Il cuore della rete di supporto femminista e antiviolenza pronto a a far sentire la propria voce.
Ecco quanto si apprende in un comunicato stampa:
“Martedì 27 gennaio, ore 14.15 saremo davanti al Senato, mentre in Commissione giustizia si discute la riformulazione del ddl sulla violenza sessuale.
Il consenso nella legge è un punto politico e di civiltà a cui non rinunceremo.
Chiedere a chi subisce violenza di dover dimostrare il proprio dissenso significa spostare ancora una volta sulle nostre spalle la responsabilità dello stupro e cancellare anni di battaglie femministe e transfemministe.
Questa riformulazione tutela i potenziali autori di violenza e rafforza il loro potere sui nostri corpi.
Ci viene detto che la legge sul consenso creerebbe problemi di interpretazione e aumenterebbe il rischio di denunce false: è la solita narrazione maschilista e patriarcale che nega la violenza strutturale e blocca anche l’educazione affettiva nelle scuole, l’unico vero strumento per cambiare le relazioni.
Il testo approvato all’unanimità alla Camera è in linea con altri paesi europei e va difeso senza arretramenti.
Pretendiamo che le decisioni sulla pelle di chi subisce violenza vengano prese ascoltando chi ogni giorno combatte la violenza nei centri antiviolenza e nei percorsi di autodeterminazione.

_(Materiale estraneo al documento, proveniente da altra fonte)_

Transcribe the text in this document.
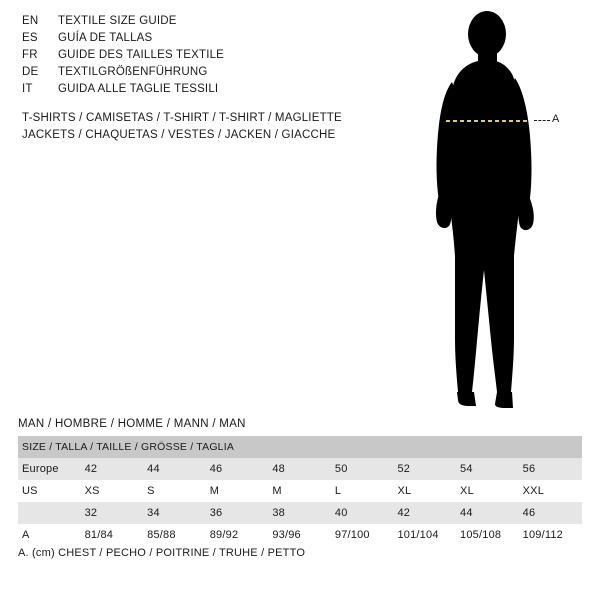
EN	TEXTILE SIZE GUIDE
ES	GUÍA DE TALLAS
FR	GUIDE DES TAILLES TEXTILE
DE	TEXTILGRÖßENFÜHRUNG
IT	GUIDA ALLE TAGLIE TESSILI
T-SHIRTS / CAMISETAS / T-SHIRT / T-SHIRT / MAGLIETTE
JACKETS / CHAQUETAS / VESTES / JACKEN / GIACCHE
A
MAN / HOMBRE / HOMME / MANN / MAN
SIZE / TALLA / TAILLE / GRÖSSE / TAGLIA								
Europe	42	44	46	48	50	52	54	56
US	XS	S	M	M	L	XL	XL	XXL
	32	34	36	38	40	42	44	46
A	81/84	85/88	89/92	93/96	97/100	101/104	105/108	109/112
A. (cm) CHEST / PECHO / POITRINE / TRUHE / PETTO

Il patriarcato non deve avere il potere di offuscare la realtà, non può calpestare i nostri diritti.
Questa è una chiamata per una mobilitazione: la legge sul consenso è un banco di prova per la piena affermazione della libertà di tutte e tutti.
Non consentiremo a nessuno di mitigare la condanna dello stupro, mobilitiamoci per ribadire con forza che non c’è nessuna mediazione sulla nostra libertà.
Martedì 27 gennaio ore 14,15 conferenza stampa delle organizzazioni femministe e transfemministe antiviolenza davanti al Senato, in concomitanza con la discussione in commissione giustizia”.